The current version of Dr. Portscan is available from a Git repository. As an alternative to downloading from your web browser, you can retrieve the complete repository as follows:

git clone git://git.lrz.de/DrPortScan.git

The preconditions for running the simplest installation variant are SQLite3, Perl, and the following Perl modules, which you can install via CPAN along with their dependencies: DBI, XML::LibXML, XML::Validate, Socket, DateTime, DateTime::Format::Strptime, File::Basename, File::Copy, File::Find, Curses::UI, Net::DNS::Resolver, NetAddr::IP.

To launch the install, call the setup.pl script, which checks to see whether the required Perl modules are in place. If the modules are not in place, you will see an error message stating which modules you need to install. Additionally, the script handles the task of creating the directory structure for the input and output files, which is also necessary for running Dr. Portscan. To create and initialize an SQLite database, call the create_db.sh script. After creating the database, the script also registers a number of test scanners, which you can use as templates for your own scanner definitions.

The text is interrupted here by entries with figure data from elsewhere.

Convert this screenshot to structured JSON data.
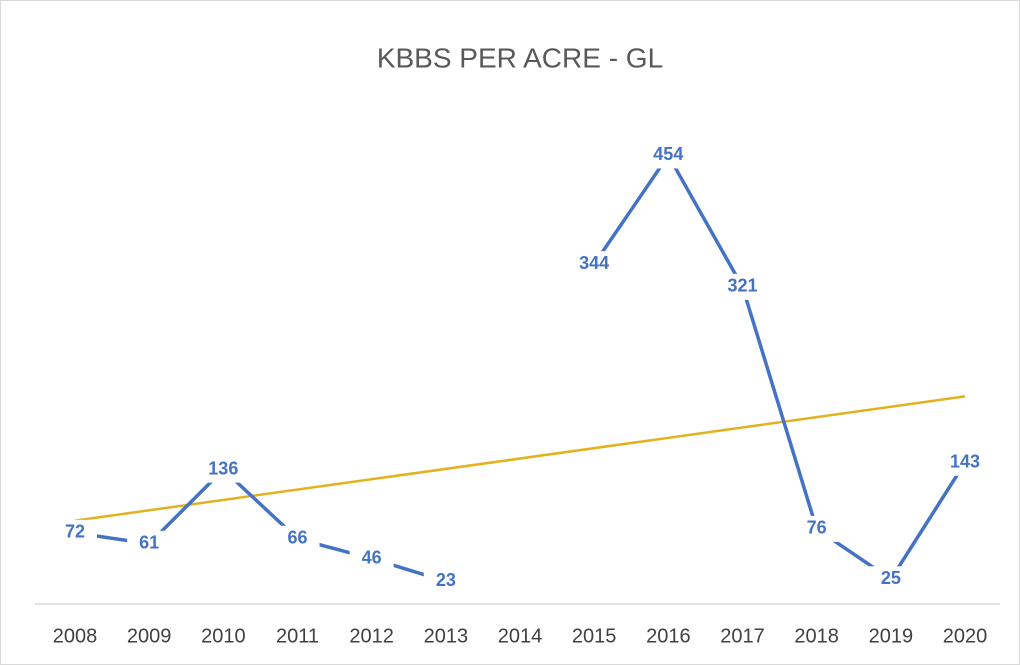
{
  "chart_data": {
    "type": "line",
    "title": "KBBS PER ACRE - GL",
    "categories": [
      "2008",
      "2009",
      "2010",
      "2011",
      "2012",
      "2013",
      "2014",
      "2015",
      "2016",
      "2017",
      "2018",
      "2019",
      "2020"
    ],
    "series": [
      {
        "color": "#4472c4",
        "values": [
          72,
          61,
          136,
          66,
          46,
          23,
          null,
          344,
          454,
          321,
          76,
          25,
          143
        ]
      }
    ],
    "ylim": [
      0,
      500
    ],
    "data_labels": true,
    "trendline": {
      "type": "linear",
      "color": "#e2b21e"
    }
  }
}
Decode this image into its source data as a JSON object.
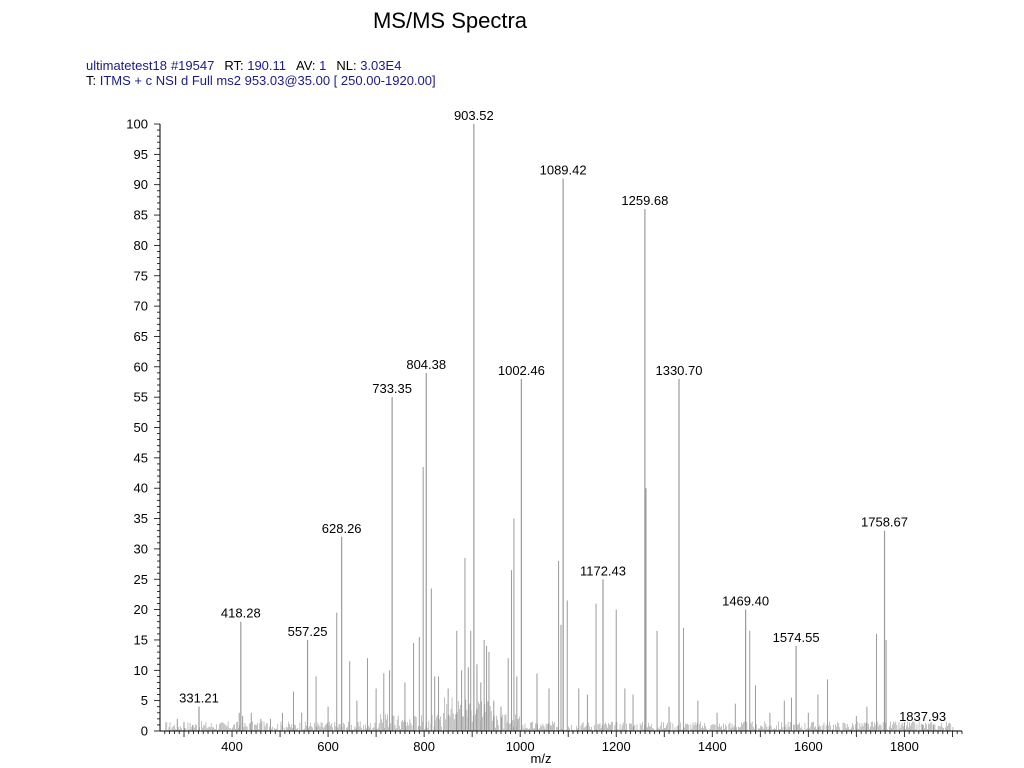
{
  "title": "MS/MS Spectra",
  "header": {
    "line1": [
      {
        "k": "",
        "v": "ultimatetest18"
      },
      {
        "k": "",
        "v": "#19547"
      },
      {
        "k": "RT:",
        "v": "190.11"
      },
      {
        "k": "AV:",
        "v": "1"
      },
      {
        "k": "NL:",
        "v": "3.03E4"
      }
    ],
    "line2_key": "T:",
    "line2_value": "ITMS + c NSI d Full ms2 953.03@35.00 [ 250.00-1920.00]"
  },
  "colors": {
    "header_value": "#1a1a8c",
    "peaks": "#9a9a9a",
    "axis": "#000000"
  },
  "chart_data": {
    "type": "bar",
    "title": "MS/MS Spectra",
    "xlabel": "m/z",
    "ylabel": "",
    "xlim": [
      250,
      1920
    ],
    "ylim": [
      0,
      100
    ],
    "xticks": [
      400,
      600,
      800,
      1000,
      1200,
      1400,
      1600,
      1800
    ],
    "yticks": [
      0,
      5,
      10,
      15,
      20,
      25,
      30,
      35,
      40,
      45,
      50,
      55,
      60,
      65,
      70,
      75,
      80,
      85,
      90,
      95,
      100
    ],
    "labeled_peaks": [
      {
        "mz": 331.21,
        "intensity": 4,
        "label": "331.21"
      },
      {
        "mz": 418.28,
        "intensity": 18,
        "label": "418.28"
      },
      {
        "mz": 557.25,
        "intensity": 15,
        "label": "557.25"
      },
      {
        "mz": 628.26,
        "intensity": 32,
        "label": "628.26"
      },
      {
        "mz": 733.35,
        "intensity": 55,
        "label": "733.35"
      },
      {
        "mz": 804.38,
        "intensity": 59,
        "label": "804.38"
      },
      {
        "mz": 903.52,
        "intensity": 100,
        "label": "903.52"
      },
      {
        "mz": 1002.46,
        "intensity": 58,
        "label": "1002.46"
      },
      {
        "mz": 1089.42,
        "intensity": 91,
        "label": "1089.42"
      },
      {
        "mz": 1172.43,
        "intensity": 25,
        "label": "1172.43"
      },
      {
        "mz": 1259.68,
        "intensity": 86,
        "label": "1259.68"
      },
      {
        "mz": 1330.7,
        "intensity": 58,
        "label": "1330.70"
      },
      {
        "mz": 1469.4,
        "intensity": 20,
        "label": "1469.40"
      },
      {
        "mz": 1574.55,
        "intensity": 14,
        "label": "1574.55"
      },
      {
        "mz": 1758.67,
        "intensity": 33,
        "label": "1758.67"
      },
      {
        "mz": 1837.93,
        "intensity": 1,
        "label": "1837.93"
      }
    ],
    "peaks": [
      {
        "mz": 286,
        "intensity": 2
      },
      {
        "mz": 300,
        "intensity": 1.5
      },
      {
        "mz": 318,
        "intensity": 1
      },
      {
        "mz": 415,
        "intensity": 3
      },
      {
        "mz": 422,
        "intensity": 2.5
      },
      {
        "mz": 440,
        "intensity": 3
      },
      {
        "mz": 460,
        "intensity": 2
      },
      {
        "mz": 480,
        "intensity": 2
      },
      {
        "mz": 505,
        "intensity": 3
      },
      {
        "mz": 528,
        "intensity": 6.5
      },
      {
        "mz": 545,
        "intensity": 3
      },
      {
        "mz": 575,
        "intensity": 9
      },
      {
        "mz": 600,
        "intensity": 4
      },
      {
        "mz": 618,
        "intensity": 19.5
      },
      {
        "mz": 645,
        "intensity": 11.5
      },
      {
        "mz": 660,
        "intensity": 5
      },
      {
        "mz": 682,
        "intensity": 12
      },
      {
        "mz": 700,
        "intensity": 7
      },
      {
        "mz": 716,
        "intensity": 9.5
      },
      {
        "mz": 728,
        "intensity": 10
      },
      {
        "mz": 760,
        "intensity": 8
      },
      {
        "mz": 778,
        "intensity": 14.5
      },
      {
        "mz": 790,
        "intensity": 15.5
      },
      {
        "mz": 798,
        "intensity": 43.5
      },
      {
        "mz": 815,
        "intensity": 23.5
      },
      {
        "mz": 822,
        "intensity": 9
      },
      {
        "mz": 830,
        "intensity": 9
      },
      {
        "mz": 850,
        "intensity": 7
      },
      {
        "mz": 868,
        "intensity": 16.5
      },
      {
        "mz": 878,
        "intensity": 10
      },
      {
        "mz": 885,
        "intensity": 28.5
      },
      {
        "mz": 892,
        "intensity": 10.5
      },
      {
        "mz": 897,
        "intensity": 16.5
      },
      {
        "mz": 910,
        "intensity": 11
      },
      {
        "mz": 918,
        "intensity": 8
      },
      {
        "mz": 925,
        "intensity": 15
      },
      {
        "mz": 930,
        "intensity": 14
      },
      {
        "mz": 935,
        "intensity": 13
      },
      {
        "mz": 945,
        "intensity": 5
      },
      {
        "mz": 960,
        "intensity": 4
      },
      {
        "mz": 975,
        "intensity": 12
      },
      {
        "mz": 982,
        "intensity": 26.5
      },
      {
        "mz": 987,
        "intensity": 35
      },
      {
        "mz": 993,
        "intensity": 9
      },
      {
        "mz": 1035,
        "intensity": 9.5
      },
      {
        "mz": 1060,
        "intensity": 7
      },
      {
        "mz": 1080,
        "intensity": 28
      },
      {
        "mz": 1085,
        "intensity": 17.5
      },
      {
        "mz": 1098,
        "intensity": 21.5
      },
      {
        "mz": 1122,
        "intensity": 7
      },
      {
        "mz": 1140,
        "intensity": 6
      },
      {
        "mz": 1158,
        "intensity": 21
      },
      {
        "mz": 1200,
        "intensity": 20
      },
      {
        "mz": 1218,
        "intensity": 7
      },
      {
        "mz": 1235,
        "intensity": 6
      },
      {
        "mz": 1262,
        "intensity": 40
      },
      {
        "mz": 1285,
        "intensity": 16.5
      },
      {
        "mz": 1310,
        "intensity": 4
      },
      {
        "mz": 1340,
        "intensity": 17
      },
      {
        "mz": 1370,
        "intensity": 5
      },
      {
        "mz": 1410,
        "intensity": 3
      },
      {
        "mz": 1448,
        "intensity": 4.5
      },
      {
        "mz": 1478,
        "intensity": 16.5
      },
      {
        "mz": 1490,
        "intensity": 7.5
      },
      {
        "mz": 1520,
        "intensity": 3
      },
      {
        "mz": 1550,
        "intensity": 5
      },
      {
        "mz": 1565,
        "intensity": 5.5
      },
      {
        "mz": 1600,
        "intensity": 3
      },
      {
        "mz": 1620,
        "intensity": 6
      },
      {
        "mz": 1640,
        "intensity": 8.5
      },
      {
        "mz": 1700,
        "intensity": 2.5
      },
      {
        "mz": 1722,
        "intensity": 4
      },
      {
        "mz": 1742,
        "intensity": 16
      },
      {
        "mz": 1762,
        "intensity": 15
      },
      {
        "mz": 1800,
        "intensity": 1.5
      },
      {
        "mz": 1860,
        "intensity": 1
      }
    ]
  }
}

If you prefer not to use this option, you can manage the scanners later on using the configuration.pl script. In addition to listing the scanners currently registered in the database, this script also lets you enter new scanners and modify or remove existing scanners.

Scanning

Consider the following example, which relies on the standard scanning tool Nmap. Dr. Portscan already comes with a preconfigured Nmap input agent. For an Nmap scan with detailed XML output, use the following command:

nmap -oX ////nmap-xml_scanner_timestamp.xml 

If Dr. Portscan does not provide a matching input agent, you need to develop an agent for your own scanner software; you can use the existing template as the basis for your development.

You need to transfer the scan output to the Dr. Portscan input folder on the central machine. The output filename must follow a specific pattern to help identify the input agent responsible for processing the file. You also need to state which scanner the file came from and when the scan was performed. The scanner ID is the same as the ID used to register the scanner with the centralized database, and the date must use the YYYYMMDDHHMMSS format; thus, the filename looks like this: <input-agent>_<scanner>_<date>.*.

It isn’t important how the files make their way from the external scanners to the central delta reporting instance. If you want to restrict access to the delta reporting system, you can use rsync as a cronjob to retrieve new scan results.

Delta Reporting

The central component in Dr. Portscan is the delta reporting instance. The input-watcher.pl script checks to see whether new scan results are available for processing. The files are first sorted chronologically; then, the script finds the matching input agent, calls the agent to convert the files to a uniform data format, and sends the results to the delta reporter for ongoing processing. If this processing completes without error, the file is moved to the old directory; otherwise, it is moved to failed. (To make sure the input watcher script is run at regular intervals, create a cronjob.)

The delta reporter now compares the current results with those of the previous scan and enters the results in the database. The output agents then modify this output for further use. A first step in a typical application is the xml-out.pl output agent, which outputs the detected changes as an XML document. You can then convert the document to a plain-text version using the xml2plaintex.pl script and mail the results as needed. Alternatively, you can convert the XML document to HTML and view the results in a browser.

The Future of Dr. Portscan

Dr. Portscan is under active development; the next version will include a multitenant-capable configuration and reporting tool. This tool will allow administrators who are responsible for part of a network to define the scope of the scan and the boundaries of the report in a web front end. Additionally, reporting will be improved for IPv4/IPv6 dual-stack environments to help identify inconsistent IPv4 and IPv6 firewall rules. Also, the developers are working on an output agent for reporting port scan results to a security management system such as AlienVault OSSIM.